The Minister, he said, had information which he got in a private briefing from the Garda Commissioner, and used it on national television as a debating point with a political colleague. He added that Mr Shatter no longer enjoyed the confidence of the people and the Dail.

Mr McConalogue said the Minister had failed to acknowledge the difficulties facing the Garda, adding that he had been in conflict with gardai in a way no minister had been in the past.

Barry Cowen (FF) said Mr Shatter had been described as a reforming Minister. “You reformed Templemore by closing it,’’ he added.

Eamon Ó Cuív (FF) said the Government was arrogant beyond belief.

Earlier Taoiseach Enda Kenny insisted there was no Garda report on the incident involving Minister for Justice Alan Shatter at a checkpoint when he was an Opposition TD.

Mr Kenny told the Dail this afternoon that it had been confirmed, in a formal letter from the office of the Garda Commissioner to the Department of Justice’s secretary general, confirming there was no report from the garda involved.

“I believe that and I accept that,’’ said Mr Kenny.

The Taoiseach was replying in the Dail this afternoon to Sinn Fein leader Gerry Adams and Fianna Fail justice spokesman Niall Collins.

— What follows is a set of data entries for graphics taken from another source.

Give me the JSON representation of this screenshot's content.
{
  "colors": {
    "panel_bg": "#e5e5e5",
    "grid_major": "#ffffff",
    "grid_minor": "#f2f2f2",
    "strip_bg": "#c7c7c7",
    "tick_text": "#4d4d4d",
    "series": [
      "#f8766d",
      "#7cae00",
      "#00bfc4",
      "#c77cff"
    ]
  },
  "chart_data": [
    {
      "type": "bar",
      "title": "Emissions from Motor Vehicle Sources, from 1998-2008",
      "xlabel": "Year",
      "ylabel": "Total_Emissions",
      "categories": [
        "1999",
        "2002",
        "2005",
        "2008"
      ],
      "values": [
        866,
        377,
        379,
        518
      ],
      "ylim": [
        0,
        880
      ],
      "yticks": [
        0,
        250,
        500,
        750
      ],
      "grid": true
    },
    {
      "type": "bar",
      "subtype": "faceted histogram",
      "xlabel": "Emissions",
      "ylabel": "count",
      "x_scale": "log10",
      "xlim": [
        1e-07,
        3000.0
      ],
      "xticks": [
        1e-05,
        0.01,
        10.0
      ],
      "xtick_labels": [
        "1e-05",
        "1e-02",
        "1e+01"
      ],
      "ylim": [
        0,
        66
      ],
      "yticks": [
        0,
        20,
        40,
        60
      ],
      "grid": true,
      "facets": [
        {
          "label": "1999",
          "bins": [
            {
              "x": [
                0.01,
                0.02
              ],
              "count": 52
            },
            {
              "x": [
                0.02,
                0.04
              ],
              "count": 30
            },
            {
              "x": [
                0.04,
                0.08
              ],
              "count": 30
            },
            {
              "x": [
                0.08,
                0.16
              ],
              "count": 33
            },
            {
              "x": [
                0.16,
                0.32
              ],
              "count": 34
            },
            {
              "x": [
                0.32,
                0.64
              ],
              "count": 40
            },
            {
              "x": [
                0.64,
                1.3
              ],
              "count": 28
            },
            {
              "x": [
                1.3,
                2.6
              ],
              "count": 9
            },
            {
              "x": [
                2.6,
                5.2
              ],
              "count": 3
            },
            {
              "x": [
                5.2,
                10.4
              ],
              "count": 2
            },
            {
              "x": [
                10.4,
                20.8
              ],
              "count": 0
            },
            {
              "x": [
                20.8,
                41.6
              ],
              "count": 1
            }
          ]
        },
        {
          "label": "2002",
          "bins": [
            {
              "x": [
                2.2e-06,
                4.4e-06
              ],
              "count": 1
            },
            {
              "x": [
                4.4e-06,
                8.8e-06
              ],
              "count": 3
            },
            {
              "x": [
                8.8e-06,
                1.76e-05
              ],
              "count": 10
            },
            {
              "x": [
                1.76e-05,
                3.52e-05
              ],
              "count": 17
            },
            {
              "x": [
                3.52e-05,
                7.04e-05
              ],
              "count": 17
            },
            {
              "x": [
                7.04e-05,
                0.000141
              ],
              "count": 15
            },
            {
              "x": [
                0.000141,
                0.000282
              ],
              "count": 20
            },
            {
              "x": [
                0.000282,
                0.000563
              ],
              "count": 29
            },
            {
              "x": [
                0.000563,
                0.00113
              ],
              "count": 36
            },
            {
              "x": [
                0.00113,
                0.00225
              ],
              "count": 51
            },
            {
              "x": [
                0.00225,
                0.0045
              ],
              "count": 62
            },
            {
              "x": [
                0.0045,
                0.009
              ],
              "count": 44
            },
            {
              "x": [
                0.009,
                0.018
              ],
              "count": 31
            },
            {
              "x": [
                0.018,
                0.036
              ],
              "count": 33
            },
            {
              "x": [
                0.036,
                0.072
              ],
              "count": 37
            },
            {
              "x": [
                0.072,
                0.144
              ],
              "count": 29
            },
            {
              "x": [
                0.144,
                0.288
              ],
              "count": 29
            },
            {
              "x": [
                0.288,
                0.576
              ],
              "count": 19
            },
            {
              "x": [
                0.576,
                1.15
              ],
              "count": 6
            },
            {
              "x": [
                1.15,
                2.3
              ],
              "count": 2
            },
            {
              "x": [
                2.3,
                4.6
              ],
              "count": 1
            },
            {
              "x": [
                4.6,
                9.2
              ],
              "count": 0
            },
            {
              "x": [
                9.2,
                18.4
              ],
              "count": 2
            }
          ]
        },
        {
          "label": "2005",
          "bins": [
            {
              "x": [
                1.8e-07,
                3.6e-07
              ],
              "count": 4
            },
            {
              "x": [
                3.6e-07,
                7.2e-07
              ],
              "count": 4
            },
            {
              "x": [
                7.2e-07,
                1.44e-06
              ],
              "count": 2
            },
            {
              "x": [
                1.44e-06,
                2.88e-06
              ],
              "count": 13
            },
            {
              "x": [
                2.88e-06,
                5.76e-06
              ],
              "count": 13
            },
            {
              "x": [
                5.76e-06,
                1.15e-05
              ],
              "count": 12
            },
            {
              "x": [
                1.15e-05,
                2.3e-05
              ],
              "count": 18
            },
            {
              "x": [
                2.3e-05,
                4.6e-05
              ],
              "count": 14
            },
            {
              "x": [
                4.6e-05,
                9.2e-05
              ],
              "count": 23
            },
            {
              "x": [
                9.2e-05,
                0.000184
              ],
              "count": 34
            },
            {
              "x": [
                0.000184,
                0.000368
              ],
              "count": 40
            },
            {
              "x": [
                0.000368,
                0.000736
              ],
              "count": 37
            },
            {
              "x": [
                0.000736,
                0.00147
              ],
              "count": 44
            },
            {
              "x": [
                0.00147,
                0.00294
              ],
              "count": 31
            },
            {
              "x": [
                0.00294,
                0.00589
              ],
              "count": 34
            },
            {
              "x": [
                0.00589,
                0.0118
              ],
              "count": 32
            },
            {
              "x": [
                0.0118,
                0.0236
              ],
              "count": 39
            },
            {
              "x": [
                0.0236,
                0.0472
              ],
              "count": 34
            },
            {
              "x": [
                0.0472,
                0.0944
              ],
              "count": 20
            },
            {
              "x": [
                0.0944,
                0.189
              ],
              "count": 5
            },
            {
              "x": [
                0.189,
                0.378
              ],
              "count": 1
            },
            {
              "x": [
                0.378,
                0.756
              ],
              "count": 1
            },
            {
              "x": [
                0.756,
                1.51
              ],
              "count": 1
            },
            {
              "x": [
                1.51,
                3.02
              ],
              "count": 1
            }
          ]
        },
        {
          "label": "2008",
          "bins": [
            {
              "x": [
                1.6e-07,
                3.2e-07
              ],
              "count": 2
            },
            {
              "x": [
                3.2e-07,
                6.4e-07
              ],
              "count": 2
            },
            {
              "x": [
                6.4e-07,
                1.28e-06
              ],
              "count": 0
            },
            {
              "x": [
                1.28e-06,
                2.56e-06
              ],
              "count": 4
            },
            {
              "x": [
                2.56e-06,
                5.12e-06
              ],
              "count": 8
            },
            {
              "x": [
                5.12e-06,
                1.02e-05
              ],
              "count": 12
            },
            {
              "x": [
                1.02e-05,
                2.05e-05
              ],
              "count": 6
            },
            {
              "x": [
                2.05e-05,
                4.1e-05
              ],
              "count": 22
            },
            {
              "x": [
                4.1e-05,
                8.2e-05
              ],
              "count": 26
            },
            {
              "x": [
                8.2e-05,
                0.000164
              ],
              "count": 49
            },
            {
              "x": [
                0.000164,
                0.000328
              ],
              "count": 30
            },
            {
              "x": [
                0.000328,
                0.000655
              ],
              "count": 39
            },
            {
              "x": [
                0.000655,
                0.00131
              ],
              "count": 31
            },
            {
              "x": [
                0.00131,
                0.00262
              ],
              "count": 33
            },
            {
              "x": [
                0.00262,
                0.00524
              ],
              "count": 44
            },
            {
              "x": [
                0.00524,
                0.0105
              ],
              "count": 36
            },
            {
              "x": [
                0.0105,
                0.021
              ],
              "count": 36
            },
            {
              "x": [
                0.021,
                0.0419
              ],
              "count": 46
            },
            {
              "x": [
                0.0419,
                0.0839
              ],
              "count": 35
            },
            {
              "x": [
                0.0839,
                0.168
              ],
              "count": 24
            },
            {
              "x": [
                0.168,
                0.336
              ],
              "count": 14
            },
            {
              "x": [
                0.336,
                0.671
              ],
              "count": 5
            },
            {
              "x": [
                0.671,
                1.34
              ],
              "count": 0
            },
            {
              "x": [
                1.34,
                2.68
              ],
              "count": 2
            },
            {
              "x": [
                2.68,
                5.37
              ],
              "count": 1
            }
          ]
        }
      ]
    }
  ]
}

Later this evening, the House will debate a Fianna Fail motion of no confidence in Mr Shatter.l

Mr Adams said he accepted what the Taoiseach had said, but he had been advised there had to be a Garda report on a checkpoint. “That is the law,’’ he added.

Mr Collins said Mr Shatter held probably the most sensitive office in Government. Minister Shatter had gone on RTE’s Prime Time and divulged private information given to him by the Garda Commissioner relating to Independent TD Mick Wallace who had been cautioned for using his mobile phone while driving.

“He clearly crossed the line,’’ Mr Collins added.

Mr Kenny said Mr Shatter had apologised for the comment he made on RTE relating to gardai using their discretion in Mr Wallace’s case. Mr Shatter, who suffered from an asthmatic condition, made two attempts to blow into a breath-testing facility at a mandatory checkpoint in Pembroke Street, Dublin.

“I have absolute confidence in the Minister to do his job,’’ the Taoiseach added.